The localization of acoustic source in a shallow water is an important problem in a passive sonar system. For several decades, it has been considered many times over the past years and in order to improve the performance many attempts has been achieved.
In order to localize the source in passive sonar system, several methods for a long range source can be categorized into two principles: one is based on the curved-wave-front beamforming, which issued in an array of sonar system. It can not estimate with accuracy because it is not consider multi-path effects in an ocean waveguide. The other is based on the waveguide invariant theory which is recently introduced and researched various areas.

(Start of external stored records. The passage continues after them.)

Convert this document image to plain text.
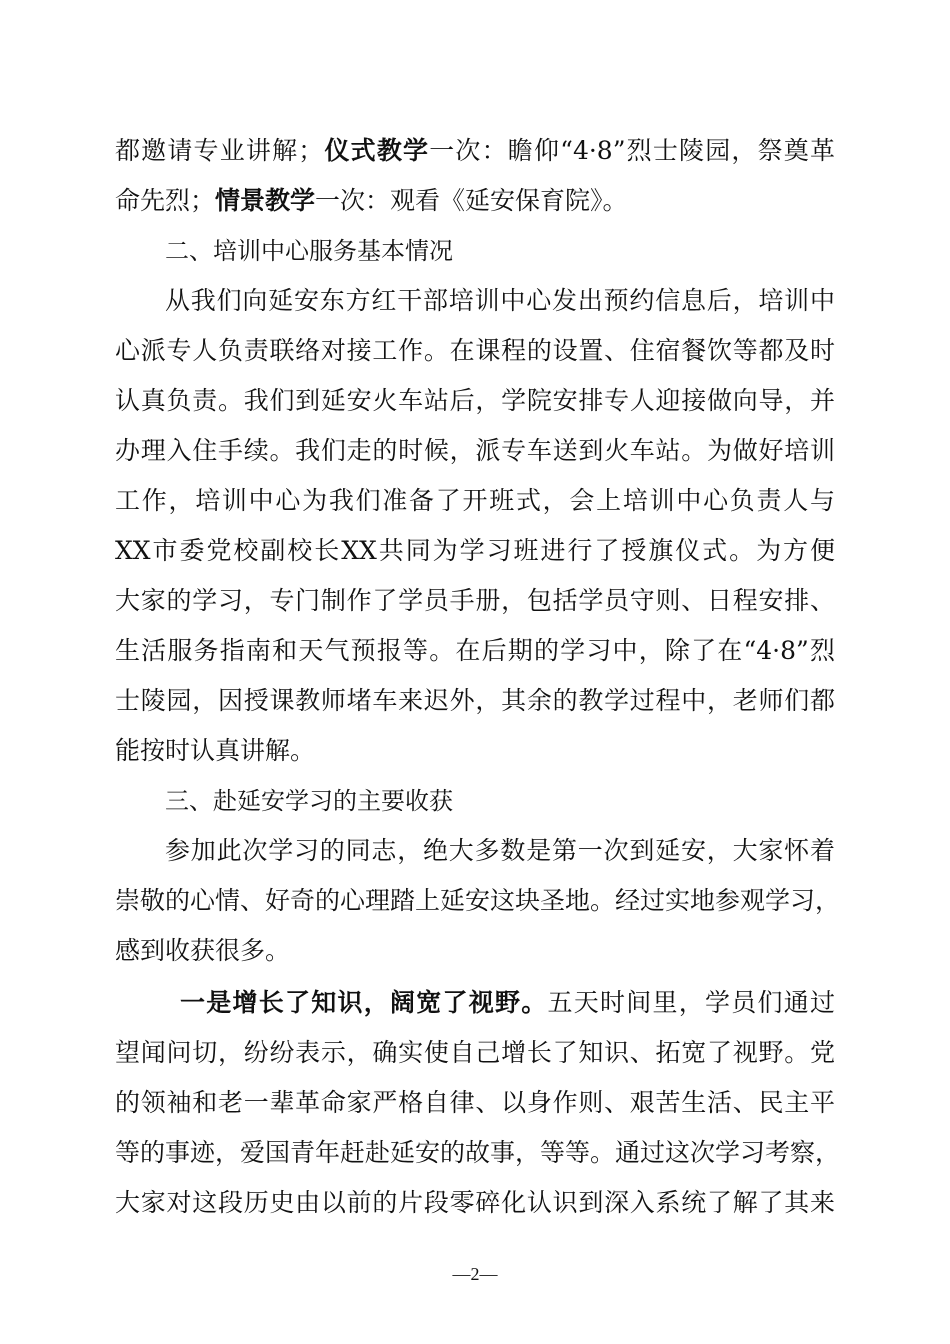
都邀请专业讲解；仪式教学一次：瞻仰“4·8”烈士陵园，祭奠革
命先烈；情景教学一次：观看《延安保育院》。
二、培训中心服务基本情况
从我们向延安东方红干部培训中心发出预约信息后，培训中
心派专人负责联络对接工作。在课程的设置、住宿餐饮等都及时
认真负责。我们到延安火车站后，学院安排专人迎接做向导，并
办理入住手续。我们走的时候，派专车送到火车站。为做好培训
工作，培训中心为我们准备了开班式，会上培训中心负责人与
XX市委党校副校长XX共同为学习班进行了授旗仪式。为方便
大家的学习，专门制作了学员手册，包括学员守则、日程安排、
生活服务指南和天气预报等。在后期的学习中，除了在“4·8”烈
士陵园，因授课教师堵车来迟外，其余的教学过程中，老师们都
能按时认真讲解。
三、赴延安学习的主要收获
参加此次学习的同志，绝大多数是第一次到延安，大家怀着
崇敬的心情、好奇的心理踏上延安这块圣地。经过实地参观学习，
感到收获很多。
一是增长了知识，阔宽了视野。五天时间里，学员们通过
望闻问切，纷纷表示，确实使自己增长了知识、拓宽了视野。党
的领袖和老一辈革命家严格自律、以身作则、艰苦生活、民主平
等的事迹，爱国青年赶赴延安的故事，等等。通过这次学习考察，
大家对这段历史由以前的片段零碎化认识到深入系统了解了其来
—2—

The waveguide invariant theory provides a descriptor of the broadband interference pattern on the ocean. The invariant parameter called β which is the slope of the interference pattern is useful for describing the acoustic interference pattern in a waveguide. The range of a source can sometimes also be estimated by the much simpler waveguide invariant method. However the waveguide invariant method requires knowledge of certain ‘invariant’ parameter, which unfortunately often vary significantly with ocean sound speed structure.
Recently many methods are proposed using the waveguide invariant theory in passive application and showed the enhanced performance in various area such as MFP based on acoustic propagation model in multi-path environment and a source ranging. But they are still dependent on the β and affect by ocean environment mismatch. So it is necessary to localize the source that independent of the β without the ocean environment information.

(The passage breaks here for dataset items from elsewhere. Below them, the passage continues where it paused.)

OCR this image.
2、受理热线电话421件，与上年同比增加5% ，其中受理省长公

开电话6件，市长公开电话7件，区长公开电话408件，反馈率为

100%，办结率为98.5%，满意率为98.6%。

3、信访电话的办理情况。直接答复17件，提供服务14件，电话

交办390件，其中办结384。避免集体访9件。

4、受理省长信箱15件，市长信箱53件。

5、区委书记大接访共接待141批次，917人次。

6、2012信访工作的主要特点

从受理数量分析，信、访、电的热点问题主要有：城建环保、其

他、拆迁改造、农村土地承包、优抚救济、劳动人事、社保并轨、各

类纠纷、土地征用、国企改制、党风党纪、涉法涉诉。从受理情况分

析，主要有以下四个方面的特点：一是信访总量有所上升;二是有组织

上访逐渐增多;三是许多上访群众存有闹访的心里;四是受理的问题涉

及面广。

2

In this thesis, a source localization using two sensors in an ocean waveguide is proposed. The principle employed for a source localization is based on the IPM(Interference Pattern Matching) algorithm, which uses the unique characteristic of the ocean waveguide.

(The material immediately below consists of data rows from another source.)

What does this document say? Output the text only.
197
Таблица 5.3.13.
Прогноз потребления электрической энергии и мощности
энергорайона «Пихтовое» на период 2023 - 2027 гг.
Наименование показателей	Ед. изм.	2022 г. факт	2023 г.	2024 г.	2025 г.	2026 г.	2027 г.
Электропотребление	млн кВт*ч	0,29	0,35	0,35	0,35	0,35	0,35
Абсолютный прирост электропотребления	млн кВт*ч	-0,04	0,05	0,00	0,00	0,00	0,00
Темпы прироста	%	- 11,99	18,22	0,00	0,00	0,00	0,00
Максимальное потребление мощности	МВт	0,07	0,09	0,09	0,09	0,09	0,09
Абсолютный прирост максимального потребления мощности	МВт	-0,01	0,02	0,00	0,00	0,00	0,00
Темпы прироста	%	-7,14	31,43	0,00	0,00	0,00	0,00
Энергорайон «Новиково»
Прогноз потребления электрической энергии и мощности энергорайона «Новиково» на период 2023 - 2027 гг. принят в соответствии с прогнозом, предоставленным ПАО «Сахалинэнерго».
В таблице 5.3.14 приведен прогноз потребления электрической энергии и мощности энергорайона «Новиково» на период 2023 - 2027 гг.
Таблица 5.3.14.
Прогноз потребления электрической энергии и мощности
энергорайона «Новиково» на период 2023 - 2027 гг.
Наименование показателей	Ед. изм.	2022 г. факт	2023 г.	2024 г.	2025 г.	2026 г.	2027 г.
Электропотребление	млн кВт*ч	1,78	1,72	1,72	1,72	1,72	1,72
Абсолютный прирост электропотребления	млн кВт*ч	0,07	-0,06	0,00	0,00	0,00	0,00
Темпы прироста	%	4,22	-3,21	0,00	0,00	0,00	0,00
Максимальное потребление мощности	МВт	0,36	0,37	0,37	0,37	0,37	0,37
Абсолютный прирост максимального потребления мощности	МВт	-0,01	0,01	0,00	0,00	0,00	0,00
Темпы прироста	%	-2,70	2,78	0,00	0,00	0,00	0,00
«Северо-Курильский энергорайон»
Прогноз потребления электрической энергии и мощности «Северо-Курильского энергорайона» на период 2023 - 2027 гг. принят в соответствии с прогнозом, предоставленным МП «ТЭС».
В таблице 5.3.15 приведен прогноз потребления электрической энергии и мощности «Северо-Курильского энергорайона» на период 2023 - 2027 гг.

The interference pattern which seen in the sensor spectrogram collected from the moving ship-radiated noise arises from the mutual interference between modes reflected by the surface and the bottom. The interference pattern is directly proportional to the source position by the waveguide invariant theory. If two sensors are used to a source localization in identical acoustic propagation environment, the β has identically effect on the each sensor. Because it is possible to detect the target without regard for β. The proposed IPM algorithm estimates the ratio of each interference pattern from two spectrograms. Therefore the interference pattern ratio between two sensors is the source range ratio. The proposed algorithm requires no knowledge of the ocean environment and independents of the β, although the β varies on the ocean.
Finally, the source localization calculates simply the intersection point of two equations which utilized the Appolonius's circle and the time difference. The Appolonius's circle which defined as the locus of a point whose distance from a fixed point is derived the result from the IPM method and estimates the locus of a source using the circle equation. The time difference is derived the TDOA(Time Difference of Arrival) method and estimates the locus of a source using a hyperbolic equation.
We performed simulation of 3 scenarios to test the IPM algorithm and localization method proposed in this paper, and then practiced error analysis of the results. And finally we tested performance of a real-data collected during MAPLE-05 experiment applied to the proposed algorithm. In simulation result, the IPM algorithm seemed to have excellent performance whose mean error is within 5%, also the localization performance has similar whose mean error within 10%. In the experimental result, proposed algorithm is even available in real ocean because the estimated position of target shows errors of within 10% which is similar to simulation results.
The suggested method can be applied to adapt sufficiently to the field of active sonar and passive sonar using the property of broadband signal.